KELLY: OK, so a comfortable lead. Things are looking good for Newsom. But if things don't go his way, it looks like it might be a good night for Republican Larry Elder, who, as you mentioned, has shot up in the polls in recent weeks. You're going to be with his campaign later tonight in Orange County. What are we expecting to hear as his final pitch?
DENKMANN: That's right. Elder has been consistent in his messaging throughout the campaign. He says Newsom's strategy on COVID hurt businesses and California's public schoolchildren, who were not in classrooms for most of the past 18 months. The Republican says Newsom abused his powers of office, and he has pledged to roll back vaccine and masking mandates on his first day in office.
Elder has also begun questioning the validity of the election before voting is even closed and without any evidence surfacing of widespread fraud. He said he has lawyers standing by to challenge the recall results, and Elder's campaign launched a website asking voters to report irregularities. But an early version was written in a way, Mary Louise, that suggested the election was already over and claimed the campaign had detected fraud. None of this has any basis in evidence, and it echoes the efforts by Republicans led by former President Trump to invalidate the 2020 presidential election.

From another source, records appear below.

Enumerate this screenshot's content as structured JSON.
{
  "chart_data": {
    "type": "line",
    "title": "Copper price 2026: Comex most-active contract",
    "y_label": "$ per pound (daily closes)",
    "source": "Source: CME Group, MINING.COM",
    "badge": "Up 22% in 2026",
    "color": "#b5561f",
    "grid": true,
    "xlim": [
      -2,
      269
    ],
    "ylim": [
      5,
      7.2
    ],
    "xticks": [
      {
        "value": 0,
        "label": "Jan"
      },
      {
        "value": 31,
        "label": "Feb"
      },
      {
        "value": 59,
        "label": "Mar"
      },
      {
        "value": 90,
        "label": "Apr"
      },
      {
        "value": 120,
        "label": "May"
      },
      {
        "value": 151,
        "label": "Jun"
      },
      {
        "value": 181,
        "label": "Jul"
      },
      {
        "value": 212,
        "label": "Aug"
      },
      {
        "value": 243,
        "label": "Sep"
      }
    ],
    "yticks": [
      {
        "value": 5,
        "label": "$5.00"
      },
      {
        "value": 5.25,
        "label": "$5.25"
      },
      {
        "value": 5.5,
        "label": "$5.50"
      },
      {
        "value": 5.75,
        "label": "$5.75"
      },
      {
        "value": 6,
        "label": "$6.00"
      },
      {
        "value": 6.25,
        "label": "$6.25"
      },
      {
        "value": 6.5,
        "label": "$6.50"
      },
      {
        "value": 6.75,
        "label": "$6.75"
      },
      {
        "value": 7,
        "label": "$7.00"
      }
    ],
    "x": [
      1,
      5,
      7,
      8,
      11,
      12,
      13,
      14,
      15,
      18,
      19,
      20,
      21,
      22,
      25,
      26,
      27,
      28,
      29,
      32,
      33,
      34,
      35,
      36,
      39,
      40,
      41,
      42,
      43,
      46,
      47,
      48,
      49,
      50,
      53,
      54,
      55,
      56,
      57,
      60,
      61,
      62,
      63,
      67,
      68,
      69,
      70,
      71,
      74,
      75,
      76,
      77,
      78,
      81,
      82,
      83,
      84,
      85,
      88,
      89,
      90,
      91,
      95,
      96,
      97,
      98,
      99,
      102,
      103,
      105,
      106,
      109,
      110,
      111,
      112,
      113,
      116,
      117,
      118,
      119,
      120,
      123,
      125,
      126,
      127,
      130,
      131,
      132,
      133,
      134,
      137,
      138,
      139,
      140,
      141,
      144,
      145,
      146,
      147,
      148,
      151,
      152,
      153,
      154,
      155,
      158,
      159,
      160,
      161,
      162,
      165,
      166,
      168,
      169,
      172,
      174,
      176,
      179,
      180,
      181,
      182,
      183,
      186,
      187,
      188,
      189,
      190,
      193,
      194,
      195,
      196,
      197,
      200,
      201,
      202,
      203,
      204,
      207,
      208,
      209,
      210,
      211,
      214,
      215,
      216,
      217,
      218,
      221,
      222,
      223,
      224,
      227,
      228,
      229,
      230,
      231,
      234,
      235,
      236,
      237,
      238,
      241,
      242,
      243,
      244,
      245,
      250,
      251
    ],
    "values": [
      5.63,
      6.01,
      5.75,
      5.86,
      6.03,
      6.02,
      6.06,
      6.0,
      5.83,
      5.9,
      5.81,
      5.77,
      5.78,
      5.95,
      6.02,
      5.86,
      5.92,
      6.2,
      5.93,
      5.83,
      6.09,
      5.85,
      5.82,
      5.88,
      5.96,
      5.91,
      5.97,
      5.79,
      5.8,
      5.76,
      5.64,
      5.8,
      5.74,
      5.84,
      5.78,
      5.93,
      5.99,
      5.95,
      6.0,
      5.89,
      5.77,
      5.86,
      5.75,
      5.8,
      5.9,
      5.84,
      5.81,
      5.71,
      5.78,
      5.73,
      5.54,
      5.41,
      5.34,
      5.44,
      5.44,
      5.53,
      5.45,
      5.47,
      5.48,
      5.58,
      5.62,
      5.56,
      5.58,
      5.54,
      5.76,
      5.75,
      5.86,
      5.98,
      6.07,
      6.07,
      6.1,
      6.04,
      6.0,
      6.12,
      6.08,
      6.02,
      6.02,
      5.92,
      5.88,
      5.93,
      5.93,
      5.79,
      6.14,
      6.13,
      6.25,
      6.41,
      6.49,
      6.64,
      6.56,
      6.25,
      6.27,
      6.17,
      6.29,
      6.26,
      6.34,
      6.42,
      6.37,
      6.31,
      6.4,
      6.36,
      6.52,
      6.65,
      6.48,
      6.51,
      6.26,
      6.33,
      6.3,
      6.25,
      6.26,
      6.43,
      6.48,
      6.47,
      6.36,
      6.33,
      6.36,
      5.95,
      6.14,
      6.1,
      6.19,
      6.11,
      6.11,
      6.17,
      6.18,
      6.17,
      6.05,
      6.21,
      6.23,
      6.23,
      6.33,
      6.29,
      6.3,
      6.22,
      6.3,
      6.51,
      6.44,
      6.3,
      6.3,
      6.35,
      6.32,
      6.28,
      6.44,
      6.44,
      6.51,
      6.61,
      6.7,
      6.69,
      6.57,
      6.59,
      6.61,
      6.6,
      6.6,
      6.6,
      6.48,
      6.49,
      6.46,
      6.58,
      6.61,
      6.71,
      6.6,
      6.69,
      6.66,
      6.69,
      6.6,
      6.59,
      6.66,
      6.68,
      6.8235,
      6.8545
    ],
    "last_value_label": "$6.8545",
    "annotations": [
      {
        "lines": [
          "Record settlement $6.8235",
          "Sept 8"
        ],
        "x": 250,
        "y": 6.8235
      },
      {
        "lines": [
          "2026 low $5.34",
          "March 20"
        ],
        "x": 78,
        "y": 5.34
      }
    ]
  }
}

KELLY: What has turnout been like?
DENKMANN: Well, more than 40% of voters have already cast their ballots in the election. Election Day is really election month in California, we always say, because every registered active voter has been mailed a ballot for COVID-era elections. And we know so far registered Democrats are outpacing Republicans in turning those ballots in. Democrats already have a huge registration advantage in California, but the question was whether Republicans could overcome that divide with a massive amount of excitement for removing Newsom combined with a late surge in in-person voting. But just by the pure math of how the electorate looks in California, the odds are stacked extremely high against the GOP here.
KELLY: And real quickly, I suppose we should note that whether it's Newsom or Elder or somebody else, they're going to have to be thinking about running for reelection before they can turn around.
DENKMANN: Right. A number of top Republicans have said they will run against Newsom again in 2022. Larry Elder is not among them, hasn't committed to that. If Newsom's commanding lead holds, however, national Democrats may look to this race as a blueprint on how to run on COVID safety measures when they're defending their turf in the midterms next year.
KELLY: Libby Denkmann - she is member station KPCC's senior political reporter.